- Born: Clary Kerstin Margareta Behrendtz 18 August 1950 Stockholm, Sweden
- Died: 28 March 2020 (aged 69) Stockholm, Sweden
- Spouse: Thomas Samuelsson
- Career
- Show: Jukeboxen
- Station: Sveriges Radio
- Country: Sweden

= Kerstin Behrendtz =

Swedish radio presenter (1950–2020)

Clary Kerstin Margareta Behrendtz (briefly Behrendtz Samuelsson; 18 August 1950 – 28 March 2020) was a Swedish radio presenter and director of music for Sveriges Radio's programmes.

==Biography==
She worked for Sveriges Radio, where she worked as a director who selected songs to be played in the radio stations programmes.
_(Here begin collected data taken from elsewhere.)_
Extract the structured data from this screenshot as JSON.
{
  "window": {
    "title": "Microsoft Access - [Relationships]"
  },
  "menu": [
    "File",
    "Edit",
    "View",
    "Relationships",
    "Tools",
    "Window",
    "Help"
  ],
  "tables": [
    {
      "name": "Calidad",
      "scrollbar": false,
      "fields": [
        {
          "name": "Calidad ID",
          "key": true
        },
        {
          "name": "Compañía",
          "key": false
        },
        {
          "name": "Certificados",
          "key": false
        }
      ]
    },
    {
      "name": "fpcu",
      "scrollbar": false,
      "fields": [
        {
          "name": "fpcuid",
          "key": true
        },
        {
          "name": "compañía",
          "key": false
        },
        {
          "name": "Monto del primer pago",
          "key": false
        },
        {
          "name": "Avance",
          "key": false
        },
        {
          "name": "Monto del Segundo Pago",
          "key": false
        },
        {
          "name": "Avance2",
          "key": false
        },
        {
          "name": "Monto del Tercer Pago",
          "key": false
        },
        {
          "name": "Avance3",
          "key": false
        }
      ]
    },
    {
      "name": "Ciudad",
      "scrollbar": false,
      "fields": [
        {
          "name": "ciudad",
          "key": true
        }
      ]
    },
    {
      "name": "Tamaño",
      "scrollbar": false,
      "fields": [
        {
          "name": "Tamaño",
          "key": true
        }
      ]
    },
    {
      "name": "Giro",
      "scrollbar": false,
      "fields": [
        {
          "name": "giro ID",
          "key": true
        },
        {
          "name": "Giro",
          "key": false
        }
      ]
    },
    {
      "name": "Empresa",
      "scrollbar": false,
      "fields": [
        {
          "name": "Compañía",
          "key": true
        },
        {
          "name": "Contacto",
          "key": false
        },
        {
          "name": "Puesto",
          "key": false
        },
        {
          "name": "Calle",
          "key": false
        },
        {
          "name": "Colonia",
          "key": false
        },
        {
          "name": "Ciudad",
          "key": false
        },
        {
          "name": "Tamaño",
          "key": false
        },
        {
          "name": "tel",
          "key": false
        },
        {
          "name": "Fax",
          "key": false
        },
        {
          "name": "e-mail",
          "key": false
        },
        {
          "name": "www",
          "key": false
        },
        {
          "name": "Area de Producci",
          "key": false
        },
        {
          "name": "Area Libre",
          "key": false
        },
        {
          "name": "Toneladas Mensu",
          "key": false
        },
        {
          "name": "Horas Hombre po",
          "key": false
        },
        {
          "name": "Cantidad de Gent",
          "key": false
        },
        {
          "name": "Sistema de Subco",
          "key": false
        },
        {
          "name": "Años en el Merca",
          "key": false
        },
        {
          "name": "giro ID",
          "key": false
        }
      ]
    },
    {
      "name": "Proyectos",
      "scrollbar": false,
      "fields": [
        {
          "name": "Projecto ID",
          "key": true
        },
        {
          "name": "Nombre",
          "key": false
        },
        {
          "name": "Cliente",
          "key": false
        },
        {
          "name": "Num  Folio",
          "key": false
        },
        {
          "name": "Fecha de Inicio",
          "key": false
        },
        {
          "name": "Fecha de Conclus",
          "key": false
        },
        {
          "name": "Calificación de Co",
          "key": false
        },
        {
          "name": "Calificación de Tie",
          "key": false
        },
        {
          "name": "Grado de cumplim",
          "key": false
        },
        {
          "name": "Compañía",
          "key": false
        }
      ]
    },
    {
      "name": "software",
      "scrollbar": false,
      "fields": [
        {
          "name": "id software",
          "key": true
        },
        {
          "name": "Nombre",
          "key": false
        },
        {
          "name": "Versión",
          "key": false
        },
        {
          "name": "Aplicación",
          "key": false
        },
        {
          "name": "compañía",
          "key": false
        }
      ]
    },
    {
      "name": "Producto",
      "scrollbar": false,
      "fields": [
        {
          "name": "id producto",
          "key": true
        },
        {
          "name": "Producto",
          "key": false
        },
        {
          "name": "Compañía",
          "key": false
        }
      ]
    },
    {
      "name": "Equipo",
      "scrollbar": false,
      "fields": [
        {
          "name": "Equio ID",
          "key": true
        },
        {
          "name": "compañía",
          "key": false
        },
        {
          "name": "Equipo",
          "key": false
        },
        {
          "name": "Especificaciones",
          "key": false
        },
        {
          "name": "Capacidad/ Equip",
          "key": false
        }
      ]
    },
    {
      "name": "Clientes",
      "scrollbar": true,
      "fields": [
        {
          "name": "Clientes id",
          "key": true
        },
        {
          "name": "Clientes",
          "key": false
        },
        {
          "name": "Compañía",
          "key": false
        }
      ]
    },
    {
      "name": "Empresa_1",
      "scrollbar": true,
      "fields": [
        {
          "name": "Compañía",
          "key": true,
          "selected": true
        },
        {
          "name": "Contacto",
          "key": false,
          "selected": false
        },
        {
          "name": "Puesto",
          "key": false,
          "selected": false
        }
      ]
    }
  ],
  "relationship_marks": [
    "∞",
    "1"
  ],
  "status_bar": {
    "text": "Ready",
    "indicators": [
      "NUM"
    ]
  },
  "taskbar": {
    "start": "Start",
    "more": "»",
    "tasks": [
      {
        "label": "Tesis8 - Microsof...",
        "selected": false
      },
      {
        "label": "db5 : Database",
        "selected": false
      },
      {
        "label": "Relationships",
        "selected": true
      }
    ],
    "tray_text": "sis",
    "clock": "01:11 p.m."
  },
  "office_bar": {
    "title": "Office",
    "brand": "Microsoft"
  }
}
She retired on 31 August 2017. On 7 October 2017, Behrendtz presented Jukeboxen on Sveriges Radio P4. She was part of the selection committee that decided what songs would take part in Melodifestivalen 2014. She was also part of the selection committee for the Swedish Music Hall of Fame from 2014 until her death. On 31 August 2017, she retired.

Behrendtz was between 1972 and 1977, married to film director Thomas Samuelsson and they had two children together.

Behrendtz died on 28 March 2020, after suffering from COVID-19. She is buried in Danderyd's cemetery.